The move to J2SE 5 has enabled a number of internal changes:
It has enabled simplification of the code in a number of areas; Saxon can now assume the existence of
classes such as javax.xml.namespace.QName
and other newer features of JAXP, and it can exploit
methods in BigDecimal
that were not available in JDK 1.4.
The JDK 1.4 regular expression handler has been dropped.
Many uses of the Java collection classes within the Saxon code have been converted to use generics.
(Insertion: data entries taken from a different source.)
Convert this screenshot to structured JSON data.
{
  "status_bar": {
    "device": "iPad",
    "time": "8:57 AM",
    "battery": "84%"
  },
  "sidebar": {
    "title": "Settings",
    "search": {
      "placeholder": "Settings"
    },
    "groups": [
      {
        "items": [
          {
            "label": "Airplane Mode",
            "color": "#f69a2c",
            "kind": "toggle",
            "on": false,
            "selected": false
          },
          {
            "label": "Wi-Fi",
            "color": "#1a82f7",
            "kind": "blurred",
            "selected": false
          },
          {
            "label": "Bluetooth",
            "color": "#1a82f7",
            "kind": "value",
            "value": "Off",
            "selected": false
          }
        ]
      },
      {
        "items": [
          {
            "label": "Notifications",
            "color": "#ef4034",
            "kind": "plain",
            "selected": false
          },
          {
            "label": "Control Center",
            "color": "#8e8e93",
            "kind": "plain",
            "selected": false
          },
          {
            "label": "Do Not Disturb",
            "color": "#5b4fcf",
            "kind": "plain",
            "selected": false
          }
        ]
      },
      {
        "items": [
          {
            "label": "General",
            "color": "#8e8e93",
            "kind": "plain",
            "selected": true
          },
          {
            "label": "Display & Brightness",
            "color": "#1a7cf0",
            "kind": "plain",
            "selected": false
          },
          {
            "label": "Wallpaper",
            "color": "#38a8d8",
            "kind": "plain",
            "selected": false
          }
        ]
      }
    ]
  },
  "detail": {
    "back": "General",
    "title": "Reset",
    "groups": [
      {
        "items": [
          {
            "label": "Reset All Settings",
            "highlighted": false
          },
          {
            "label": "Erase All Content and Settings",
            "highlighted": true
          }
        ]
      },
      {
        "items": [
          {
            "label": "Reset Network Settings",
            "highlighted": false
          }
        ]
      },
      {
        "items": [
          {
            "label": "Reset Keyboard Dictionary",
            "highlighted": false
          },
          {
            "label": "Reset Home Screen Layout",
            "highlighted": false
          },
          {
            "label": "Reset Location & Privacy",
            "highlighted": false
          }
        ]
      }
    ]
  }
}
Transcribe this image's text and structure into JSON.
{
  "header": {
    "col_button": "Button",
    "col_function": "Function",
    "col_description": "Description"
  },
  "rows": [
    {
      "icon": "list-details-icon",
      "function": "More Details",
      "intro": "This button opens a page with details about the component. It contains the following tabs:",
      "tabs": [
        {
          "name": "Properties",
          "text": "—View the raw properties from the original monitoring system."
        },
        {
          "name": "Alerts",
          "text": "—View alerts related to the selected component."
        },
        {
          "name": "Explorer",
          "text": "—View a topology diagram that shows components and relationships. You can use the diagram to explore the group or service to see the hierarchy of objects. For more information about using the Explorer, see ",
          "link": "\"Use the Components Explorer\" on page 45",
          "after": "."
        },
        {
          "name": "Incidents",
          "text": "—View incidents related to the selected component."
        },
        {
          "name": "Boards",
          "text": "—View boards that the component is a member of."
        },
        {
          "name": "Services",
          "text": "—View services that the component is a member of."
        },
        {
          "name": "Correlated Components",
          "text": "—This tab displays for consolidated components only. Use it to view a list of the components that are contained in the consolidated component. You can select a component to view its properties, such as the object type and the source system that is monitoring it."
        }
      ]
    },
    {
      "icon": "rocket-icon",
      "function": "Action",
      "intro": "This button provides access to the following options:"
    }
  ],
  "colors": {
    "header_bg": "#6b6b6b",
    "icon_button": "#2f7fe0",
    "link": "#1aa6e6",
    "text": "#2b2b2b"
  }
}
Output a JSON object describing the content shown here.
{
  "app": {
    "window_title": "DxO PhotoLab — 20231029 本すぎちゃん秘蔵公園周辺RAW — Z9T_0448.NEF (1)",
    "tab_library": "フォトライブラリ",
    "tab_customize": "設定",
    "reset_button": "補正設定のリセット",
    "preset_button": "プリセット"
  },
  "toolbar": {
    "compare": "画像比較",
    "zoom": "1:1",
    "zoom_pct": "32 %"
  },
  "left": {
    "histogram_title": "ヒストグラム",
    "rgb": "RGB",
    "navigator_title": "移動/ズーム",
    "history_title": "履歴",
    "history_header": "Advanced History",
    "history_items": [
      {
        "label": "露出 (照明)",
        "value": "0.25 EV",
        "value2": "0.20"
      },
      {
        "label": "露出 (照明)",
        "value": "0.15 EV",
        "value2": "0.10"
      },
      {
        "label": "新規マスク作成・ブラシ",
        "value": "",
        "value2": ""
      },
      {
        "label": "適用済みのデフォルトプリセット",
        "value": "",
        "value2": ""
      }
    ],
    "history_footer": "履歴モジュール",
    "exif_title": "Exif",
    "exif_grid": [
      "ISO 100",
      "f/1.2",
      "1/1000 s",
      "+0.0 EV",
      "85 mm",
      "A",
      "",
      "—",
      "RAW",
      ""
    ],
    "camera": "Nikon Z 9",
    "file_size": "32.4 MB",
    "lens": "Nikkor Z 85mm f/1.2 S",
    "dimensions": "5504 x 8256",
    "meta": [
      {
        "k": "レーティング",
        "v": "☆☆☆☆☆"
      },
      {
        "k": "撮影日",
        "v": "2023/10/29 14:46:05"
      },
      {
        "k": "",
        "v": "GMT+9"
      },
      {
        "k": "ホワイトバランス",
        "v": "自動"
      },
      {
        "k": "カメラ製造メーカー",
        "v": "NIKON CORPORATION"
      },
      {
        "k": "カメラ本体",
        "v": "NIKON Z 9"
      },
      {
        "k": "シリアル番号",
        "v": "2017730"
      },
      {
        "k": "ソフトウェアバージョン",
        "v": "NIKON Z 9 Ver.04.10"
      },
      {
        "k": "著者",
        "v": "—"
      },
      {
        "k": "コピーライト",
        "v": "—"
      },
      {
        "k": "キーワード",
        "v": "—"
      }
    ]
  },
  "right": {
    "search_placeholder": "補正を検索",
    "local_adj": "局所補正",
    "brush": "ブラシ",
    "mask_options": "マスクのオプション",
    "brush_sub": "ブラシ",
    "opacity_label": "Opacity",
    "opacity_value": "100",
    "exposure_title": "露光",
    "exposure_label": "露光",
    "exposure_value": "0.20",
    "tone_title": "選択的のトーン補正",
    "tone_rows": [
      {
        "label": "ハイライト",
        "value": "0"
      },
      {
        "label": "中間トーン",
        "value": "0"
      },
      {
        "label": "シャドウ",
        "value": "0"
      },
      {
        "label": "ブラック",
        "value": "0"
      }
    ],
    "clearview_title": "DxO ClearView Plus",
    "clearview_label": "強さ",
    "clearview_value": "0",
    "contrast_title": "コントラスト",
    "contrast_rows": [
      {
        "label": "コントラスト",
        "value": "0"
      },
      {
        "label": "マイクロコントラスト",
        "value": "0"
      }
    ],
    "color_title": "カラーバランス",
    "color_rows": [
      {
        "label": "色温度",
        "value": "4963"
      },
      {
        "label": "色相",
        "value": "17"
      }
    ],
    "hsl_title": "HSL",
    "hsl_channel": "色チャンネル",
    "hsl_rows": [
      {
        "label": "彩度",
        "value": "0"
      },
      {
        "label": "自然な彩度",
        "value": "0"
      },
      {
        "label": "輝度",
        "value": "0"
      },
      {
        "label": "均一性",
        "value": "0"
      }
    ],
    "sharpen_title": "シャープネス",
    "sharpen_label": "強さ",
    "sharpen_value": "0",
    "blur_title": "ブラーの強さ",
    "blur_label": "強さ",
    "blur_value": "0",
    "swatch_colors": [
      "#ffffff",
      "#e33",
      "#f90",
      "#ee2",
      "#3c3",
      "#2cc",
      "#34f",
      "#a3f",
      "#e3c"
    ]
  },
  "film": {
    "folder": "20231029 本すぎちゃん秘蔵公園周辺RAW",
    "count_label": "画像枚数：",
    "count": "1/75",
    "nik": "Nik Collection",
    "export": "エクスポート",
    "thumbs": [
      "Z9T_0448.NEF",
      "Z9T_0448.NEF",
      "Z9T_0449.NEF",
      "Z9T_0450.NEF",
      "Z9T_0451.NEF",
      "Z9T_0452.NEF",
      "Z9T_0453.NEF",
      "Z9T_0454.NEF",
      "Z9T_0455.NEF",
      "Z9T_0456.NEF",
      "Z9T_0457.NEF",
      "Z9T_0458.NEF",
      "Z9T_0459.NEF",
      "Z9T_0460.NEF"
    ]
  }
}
Saxon no longer includes its own tables of character sets. Instead, if an encoding other than ASCII, UTF8, UTF16,
or ISO-8859-1 is requested for serialization, Saxon relies on the character encoding data in the java.nio
package to determine which characters are available (unavailable codepoints are represented as character references if they
appear in element or attribute values, and cause serialization errors if they appear in comments, element or attribute names,
etc.). As a consequence of this change, the configuration interfaces to add additional character encodings have been
dropped.
There is no longer a need to support multiple versions of the DOM interface, which means that it has become possible to bring the DOM support code back into the main JAR file.
The s9api interface code was always compiled under JDK 1.5, and was shipped in a separate JAR file to enable the rest of the code to work with JDK 1.4. This separation is no longer necessary, so s9api is available in the same JAR file as everything else.